Ce mercredi 18 novembre, lors de l'assaut opéré par les forces de l'ordre dans le centre-ville de Saint-Denis, les enquêteurs ont pu faire quelques avancées supplémentaires.

L'opération a duré plus de sept heures et s'est soldé par deux morts, dont une femme sans doute kamikaze qui s’est fait exploser et sept interpellations.
Selon Bernard Cazeneuve, "il pourrait y avoir  encore des complices à interpeller ».

Les deux hommes les plus recherchés de France, Abdelhamid Abaaoud et Salah Abdeslam ne figurent pas parmi les huit gardés  à vue, affirme le procureur de république mercredi soir.

La police espérait lors de cette opération aboutir à la capture d'au moins l'un deux.
Pour l'heure rien ne confirme que Abdelhamid Abaooud ne fait pas partie des deux personnes mortes ce matin lors de l'assaut.

L’ information primordiale et assez inquiétante est que  le groupe terroriste de Saint-Denis, visé par un assaut mercredi 18 novembre au petit matin, se préparait à commettre des attentats, notamment à l'aéroport de Roissy-Charles-de-Gaulle et au centre commercial des Quatre Temps, à La Défense, Hauts-de-Seine, selon des sources policières. La banque HSBC à la Défense, ont même été prié d'évacuer les lieux.

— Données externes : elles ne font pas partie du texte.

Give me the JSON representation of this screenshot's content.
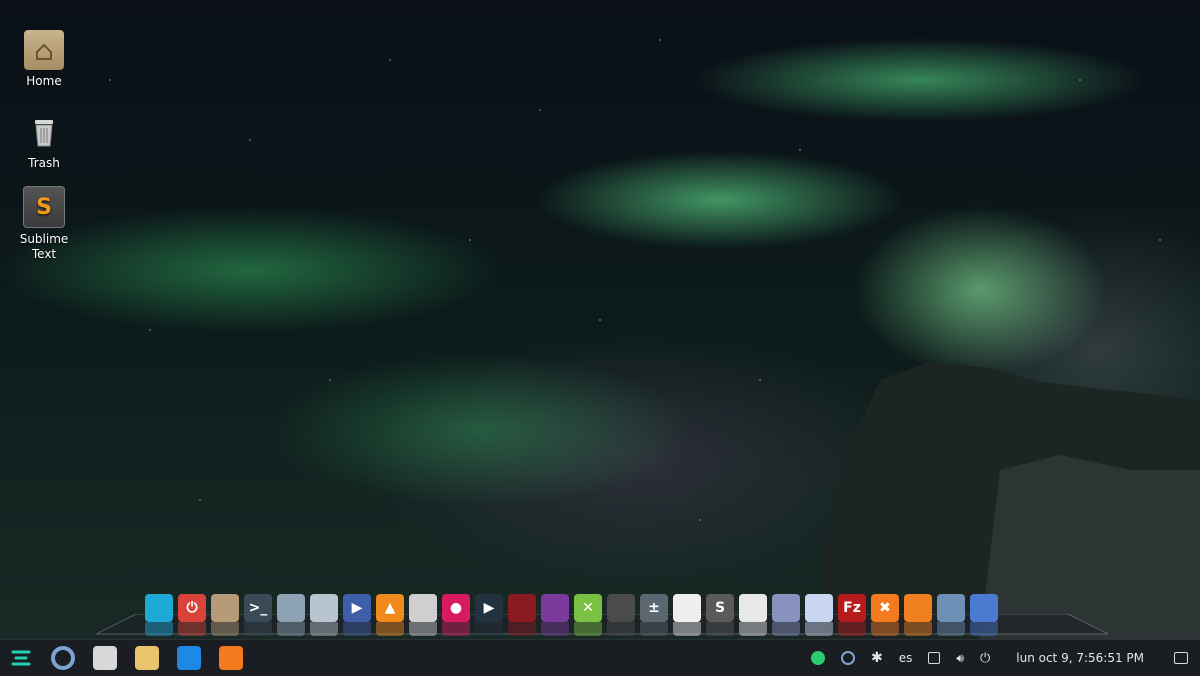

Selon une information RTL obtenue de source policière, le réseau démantelé dans la ville dionisienne s'apprêtait à perpétrer de nouveaux attentats dès jeudi 19 novembre dans le quartier de La Défense.

Très fréquenté du fait des très nombreuses entreprises qui y ont établi leurs locaux, le site aurait pu être le théâtre d'une nouvelle tragédie. C'est grâce à l'analyse des téléphones portables que la police a réussi à annihiler la force de frappe de cette cellule islamiste, et à déjouer ses plans.

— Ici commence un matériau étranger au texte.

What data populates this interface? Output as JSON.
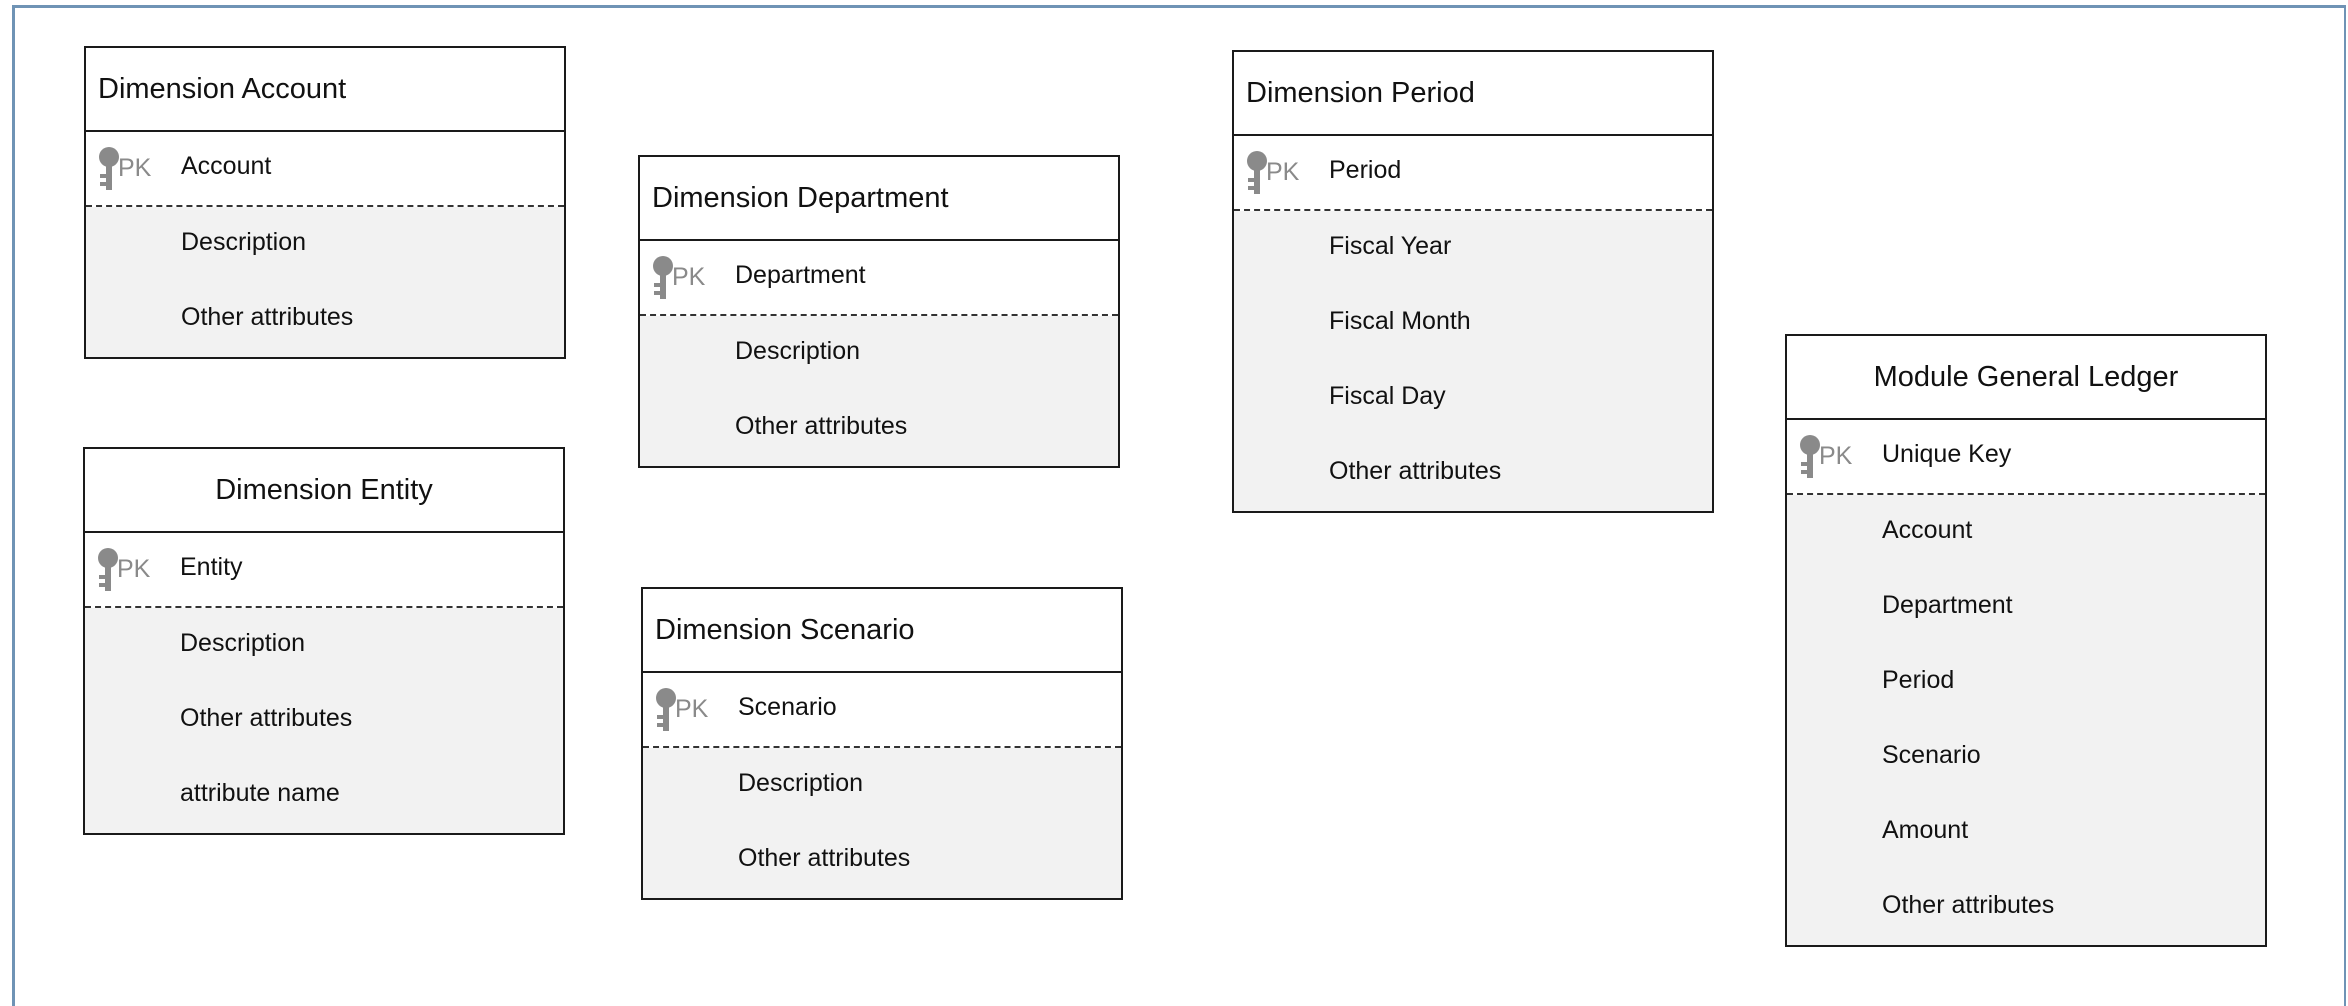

Le commando neutralisé mercredi matin à Saint-Denis "pouvait passer à l'acte", a estimé le procureur François Molins, après avoir salué l'efficacité des forces de l'ordre lors des derniers jours et indiqué que "l'enquête a progressé". 5.000 munitions ont été tirées pendant l'assaut qui a été extrêmement violent, a-t-il précisé.

terroristes

Le ministère de l’Intérieur n’exclut pas qu’un troisième « terroriste » ait été tué dans l’assaut de Saint-Denis. Bernard Cazeneuve a annoncé à l’Assemblée nationale qu’il « y avait au moins deux morts et peut-être davantage », sans plus de précisions. « Des vérifications sont en cours.
Des opérations de police technique et scientifique sont menées de façon minutieuse à cet égard dans un environnement fait de gravats et de décombres car, au cours des affrontements violents » de mercredi matin, « l’appartement principal et les appartements mitoyens ont beaucoup souffert, un plancher s’est notamment effondré », a expliqué Pierre-Henry Brandet, le porte-parole du ministère.

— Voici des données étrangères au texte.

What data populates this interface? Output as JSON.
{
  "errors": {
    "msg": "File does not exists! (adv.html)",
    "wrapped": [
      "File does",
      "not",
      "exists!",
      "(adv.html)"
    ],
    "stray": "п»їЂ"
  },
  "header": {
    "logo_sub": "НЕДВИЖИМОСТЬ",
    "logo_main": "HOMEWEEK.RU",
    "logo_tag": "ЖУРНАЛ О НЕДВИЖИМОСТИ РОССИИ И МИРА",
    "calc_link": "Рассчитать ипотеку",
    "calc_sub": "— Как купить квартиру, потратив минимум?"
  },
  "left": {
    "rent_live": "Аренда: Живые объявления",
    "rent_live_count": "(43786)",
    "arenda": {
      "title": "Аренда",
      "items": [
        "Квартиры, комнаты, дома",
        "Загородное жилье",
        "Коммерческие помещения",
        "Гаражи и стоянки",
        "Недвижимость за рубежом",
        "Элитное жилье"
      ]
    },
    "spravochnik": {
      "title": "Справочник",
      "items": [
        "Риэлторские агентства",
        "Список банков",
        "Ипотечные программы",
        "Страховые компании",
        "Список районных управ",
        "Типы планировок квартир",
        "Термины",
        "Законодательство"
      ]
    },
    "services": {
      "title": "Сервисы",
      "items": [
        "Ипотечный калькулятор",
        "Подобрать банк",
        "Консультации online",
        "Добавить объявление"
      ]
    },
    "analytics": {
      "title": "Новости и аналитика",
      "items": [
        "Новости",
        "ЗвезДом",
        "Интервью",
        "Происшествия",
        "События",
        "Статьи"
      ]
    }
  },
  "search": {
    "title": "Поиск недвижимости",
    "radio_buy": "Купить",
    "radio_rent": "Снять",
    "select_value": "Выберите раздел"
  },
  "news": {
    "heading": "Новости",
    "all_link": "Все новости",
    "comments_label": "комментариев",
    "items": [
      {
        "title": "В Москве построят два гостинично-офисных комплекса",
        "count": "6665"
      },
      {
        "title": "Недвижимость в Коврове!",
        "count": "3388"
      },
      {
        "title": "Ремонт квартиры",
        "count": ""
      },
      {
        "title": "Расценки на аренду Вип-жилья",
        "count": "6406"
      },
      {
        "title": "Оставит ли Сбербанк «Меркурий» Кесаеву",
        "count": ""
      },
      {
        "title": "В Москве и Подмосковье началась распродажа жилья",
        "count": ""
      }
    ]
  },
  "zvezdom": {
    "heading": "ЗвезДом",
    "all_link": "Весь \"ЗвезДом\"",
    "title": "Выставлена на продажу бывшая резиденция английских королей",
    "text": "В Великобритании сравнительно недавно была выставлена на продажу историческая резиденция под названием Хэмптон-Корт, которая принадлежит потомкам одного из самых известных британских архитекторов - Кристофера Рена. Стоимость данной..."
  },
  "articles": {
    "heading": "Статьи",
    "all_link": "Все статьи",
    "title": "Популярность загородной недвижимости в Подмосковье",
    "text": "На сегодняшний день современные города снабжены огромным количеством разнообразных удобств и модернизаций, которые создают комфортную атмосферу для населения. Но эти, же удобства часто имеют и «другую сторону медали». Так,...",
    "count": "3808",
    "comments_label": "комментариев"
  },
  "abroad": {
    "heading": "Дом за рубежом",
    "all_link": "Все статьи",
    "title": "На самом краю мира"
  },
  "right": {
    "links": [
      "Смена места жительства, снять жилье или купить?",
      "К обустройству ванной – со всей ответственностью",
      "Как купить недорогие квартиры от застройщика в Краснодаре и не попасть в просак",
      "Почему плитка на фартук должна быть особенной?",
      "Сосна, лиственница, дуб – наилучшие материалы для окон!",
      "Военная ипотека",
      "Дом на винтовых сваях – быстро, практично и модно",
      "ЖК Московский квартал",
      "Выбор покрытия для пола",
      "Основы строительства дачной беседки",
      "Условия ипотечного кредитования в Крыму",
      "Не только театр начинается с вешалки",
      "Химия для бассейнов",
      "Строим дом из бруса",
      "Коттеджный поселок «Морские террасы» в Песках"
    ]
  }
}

Les trois personnes interpellées mercredi matin lors de l'assaut mené contre un appartement de Saint-Denis, ainsi qu'un corps "criblé d'impacts" retrouvé dans les décombres n'ont pas encore été identifiés, a annoncé le procureur de Paris François Molins.

"Le Raid est parvenu à interpeller trois individus, dont un était blessé par balle au bras. Ces trois hommes ont été immédiatement placés en garde à vue et leurs identités sont en cours de vérification", a-t-il ajouté.